Вот этого нету. То есть это, я не знаю, вероятно, начинается приблизительно в это время. Во время начала христианства. Пошло от евреев к христианам или от христиан к евреям, не знаю, но приблизительно то же время. Но он настаивает на аде, Христос.

Настаивает. Больше, чем я думал. Нет, он не был чужой, откуда-то, для кого-то, нет-нет… он, конечно, был еврейский…

Говорил, как еврейский раввин говорил евреям, он был еврейский пророк – только к своему народу, о других он не думал.

– Вы хотите сказать про ад, что это сделали христиане, а не Христос.

– Нет, Христос сделал это. Ад у Христа, в Евангелии есть ад, довольно часто. Не пойдете за мной, попадете в ад. Это евреям он говорит, других вообще не существует. Другого мира, нееврейского мира для него нету. Вот, понимаете ли, нужно дать цезарю цезарево – но это просто формула, настоящие цезари для него не существуют. А потом, конечно, Павел и все эти люди. И началось с того, что еврейские христиане в Риме, в первом столетии, хотели себя отделить от евреев. Преследовали всех их, у Нерона и других императоров, и они хотели сказать: это не мы, это они. Это они, мы совсем другие люди, мы христиане. Мы не имеем ничего общего с этими погаными евреями. И поэтому (Берлин начинает похлопывать ладонью руки по другой руке) вся антиеврейская пропаганда у отцов церкви и так далее идет с того момента, когда ранние христиане хотят себя отделить от евреев, которых римляне преследуют. Поэтому, э-м – как его зовут? – ну наместник Иудеи…

– Пилат.

– Пилат человек не злой, он не очень хочет убивать христиан, нисколько. Иисуса. Он такой римлянин, делает свое дело. А жена

Пилата почти святая – у некоторых христианских сект. Почему не хочет? Потому что они оба не евреи. Антисемитизм начинается между евреев.
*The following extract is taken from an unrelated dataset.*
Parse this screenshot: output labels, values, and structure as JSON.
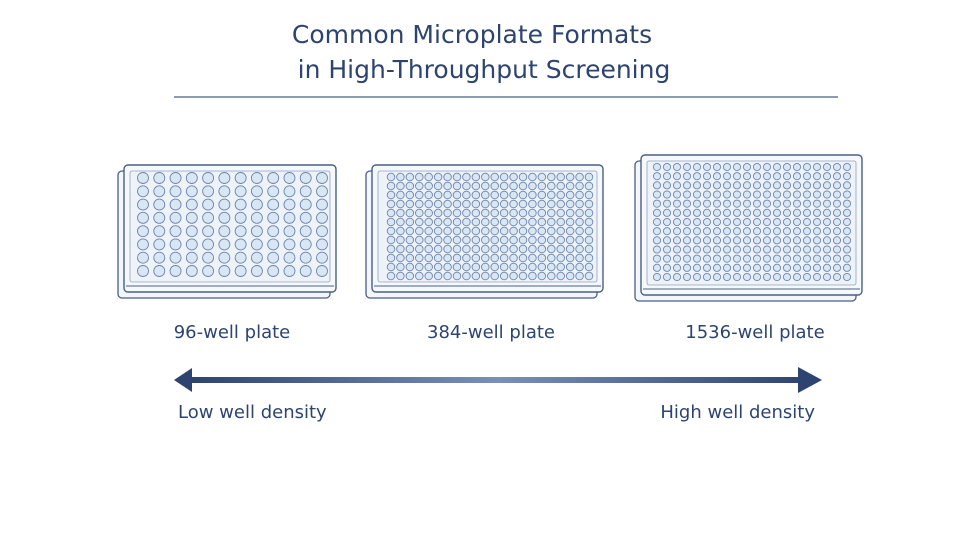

Одна еврейская секта хочет очернить другую, потому что политически им это нужно было. Это моя теория. Не только моя, я думаю. С этого начинается вот эта яростная, эта лютая ненависть к евреям. Богоубийцы! – ничего не может быть хуже.

– Вы сказали, что прочли Евангелие десять лет назад.

– Да.

– Вы хотите сказать, что раньше его не читали?

– Не читал, нет. Никто мне не приказал его читать, я его не читал. Хотя нет, нет! – известные части Нового Завета я читал, когда был в школе. В первой школе моей в Англии мы читали о путешествиях Павла. Эти знаменитые путешествия из города в город. Этому нас учили, мои родители ничего не имели против, они не были особенно набожными, и поэтому я спросил, можно ли это, хорошо, можно, да-да-да, да, учись, учись, да-да. Они хотят научить вас какому-то христианскому богословию – никакого вреда в этом не видим”.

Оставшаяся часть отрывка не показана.